Un peuple en attente

Voilà ! L’humanité est en attente de Dieu. Le peuple élu qui, lui, marche en tête, plus sensible à l’attente, fixe son regard sur l’horizon. Désormais le Messie doit être proche. Que cherche en lui ce peuple, son peuple ? Quels traits s’attend-il à découvrir à première vue, sur le visage du Messie ? La puissance, la gloire, la lumière éblouissante, le triomphe.
Et que voit-il arriver ? La faiblesse, la petitesse, l’obscurité, l’anonymat. Qui a reconnu la venue de Dieu sous les apparences charnelles d’un petit enfant sans défense ? Personne ! Marie, la pauvre maman de Jésus, tient dans ses bras l’inconnu des nations, le vrai “Dieu caché” d’Isaïe. Parmi tous ceux qui l’attendaient, aucun ne l’a reconnu. Personne n’est venu de Jérusalem, la ville sainte, piédestal du trône de Dieu ! Ce fut pire encore ! Quelqu’un s’est déplacé, mais pour tuer l’importun qui venait de manière si différente de ce que l’on attendait. Le peuple le plus religieux de la terre, le peuple élu ne vivait que de cette attente, et cette attente était devenue fièvre, cela se sentait dans l’air. Que cherchait ce peuple scrutant l’horizon messianique, l’aurore de toutes les prophéties ? Il cherchait le Fils de David, le vainqueur, le Dieu des armées, celui qui devait restaurer le royaume, celui qui devait enfin chasser les Romains détestés ! Triomphe, victoire, sécurité : toujours le même rêve !
Et qu’arrive-t-il ? Un pauvre ouvrier, obscur dans un village obscur, et, qui plus est, méprisé. Il n’y a rien à faire, après tant d’années d’attente, personne ne s’est aperçu de sa venue. Les regards cherchaient bien autre chose que la sueur d’un travailleur ou l’anonymat d’un pauvre !

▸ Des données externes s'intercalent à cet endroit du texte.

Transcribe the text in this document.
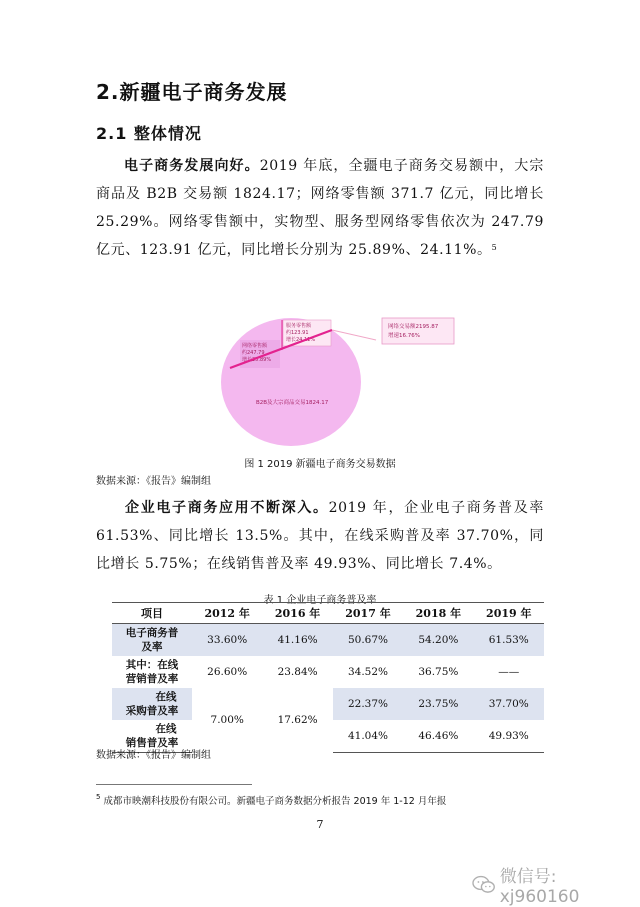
2.新疆电子商务发展
2.1 整体情况
电子商务发展向好。2019 年底，全疆电子商务交易额中，大宗商品及 B2B 交易额 1824.17；网络零售额 371.7 亿元，同比增长 25.29%。网络零售额中，实物型、服务型网络零售依次为 247.79 亿元、123.91 亿元，同比增长分别为 25.89%、24.11%。$^5$
网络零售额
约247.79
增长25.89%
服务零售额
约123.91
增长24.11%
B2B及大宗商品交易1824.17
网络交易额2195.87
增速16.76%
图 1 2019 新疆电子商务交易数据
数据来源：《报告》编制组
企业电子商务应用不断深入。2019 年，企业电子商务普及率 61.53%、同比增长 13.5%。其中，在线采购普及率 37.70%，同比增长 5.75%；在线销售普及率 49.93%、同比增长 7.4%。
表 1 企业电子商务普及率
项目	2012 年	2016 年	2017 年	2018 年	2019 年
电子商务普
及率	33.60%	41.16%	50.67%	54.20%	61.53%
其中：在线
营销普及率	26.60%	23.84%	34.52%	36.75%	——
在线
采购普及率	7.00%	17.62%	22.37%	23.75%	37.70%
在线
销售普及率			41.04%	46.46%	49.93%
数据来源：《报告》编制组
$^5$ 成都市映潮科技股份有限公司。新疆电子商务数据分析报告 2019 年 1-12 月年报
7
微信号: xj960160
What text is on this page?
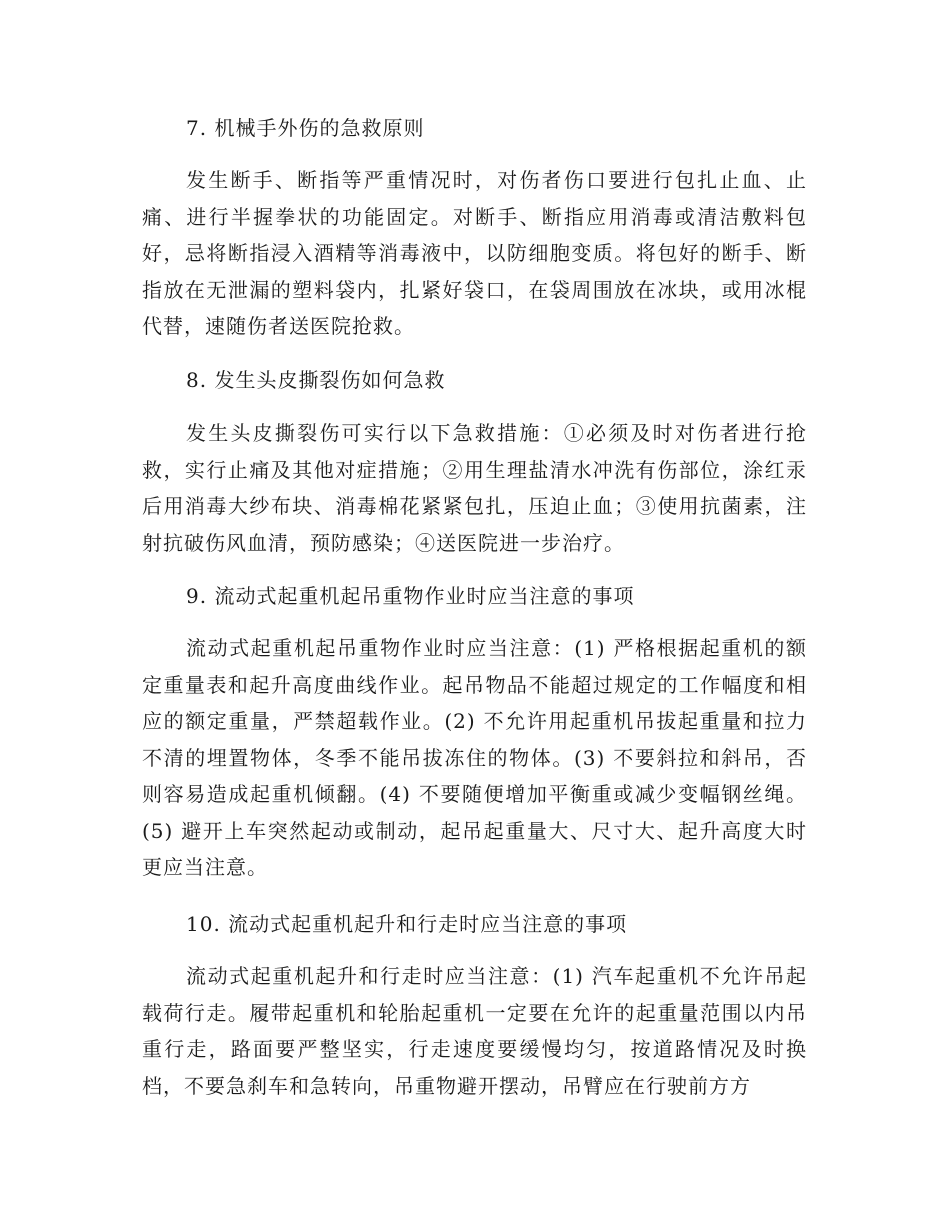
7. 机械手外伤的急救原则

发生断手、断指等严重情况时，对伤者伤口要进行包扎止血、止痛、进行半握拳状的功能固定。对断手、断指应用消毒或清洁敷料包好，忌将断指浸入酒精等消毒液中，以防细胞变质。将包好的断手、断指放在无泄漏的塑料袋内，扎紧好袋口，在袋周围放在冰块，或用冰棍代替，速随伤者送医院抢救。

8. 发生头皮撕裂伤如何急救

发生头皮撕裂伤可实行以下急救措施：①必须及时对伤者进行抢救，实行止痛及其他对症措施；②用生理盐清水冲洗有伤部位，涂红汞后用消毒大纱布块、消毒棉花紧紧包扎，压迫止血；③使用抗菌素，注射抗破伤风血清，预防感染；④送医院进一步治疗。

9. 流动式起重机起吊重物作业时应当注意的事项

流动式起重机起吊重物作业时应当注意：(1) 严格根据起重机的额定重量表和起升高度曲线作业。起吊物品不能超过规定的工作幅度和相应的额定重量，严禁超载作业。(2) 不允许用起重机吊拔起重量和拉力不清的埋置物体，冬季不能吊拔冻住的物体。(3) 不要斜拉和斜吊，否则容易造成起重机倾翻。(4) 不要随便增加平衡重或减少变幅钢丝绳。(5) 避开上车突然起动或制动，起吊起重量大、尺寸大、起升高度大时更应当注意。

10. 流动式起重机起升和行走时应当注意的事项

流动式起重机起升和行走时应当注意：(1) 汽车起重机不允许吊起载荷行走。履带起重机和轮胎起重机一定要在允许的起重量范围以内吊重行走，路面要严整坚实，行走速度要缓慢均匀，按道路情况及时换档，不要急刹车和急转向，吊重物避开摆动，吊臂应在行驶前方方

Et comment finit cette histoire ? Le conflit entre Celui qui se dit le Fils de Dieu, le Messie, et ceux qui ne peuvent accepter une telle manière de procéder, ce conflit atteint son paroxysme et se résout par la crucifixion d’un innocent.
Dites-moi, si aujourd’hui, Bethléem, Nazareth, le Calvaire, ne sont pas la démonstration du silence de Dieu, de la pauvreté de Dieu, de ces voies qu’il parcourt en réalité pour venir à nous et se faire connaître ! Et ces voies sont ténèbres ! Oh ! Non point ténèbres pour lui, non point ténèbres en elles-mêmes, car rien n’est plus lumineux que l’anéantissement de Jésus à Bethléem, que la réalité de l’Incarnation à Nazareth, que l’amour infini et libérateur du Calvaire. Tout cela est lumière, et quelle lumière !
Mais cela est ténèbres pour nous qui aimons faire parler de nous, tandis que Dieu est silencieux. Cela est ténèbres pour nous qui voulons la puissance, tandis que Dieu est douceur. Cela est ténèbres pour nous qui voulons jouir, toujours jouir, alors que Dieu, lui, est service et amour gratuit et souvent douloureux.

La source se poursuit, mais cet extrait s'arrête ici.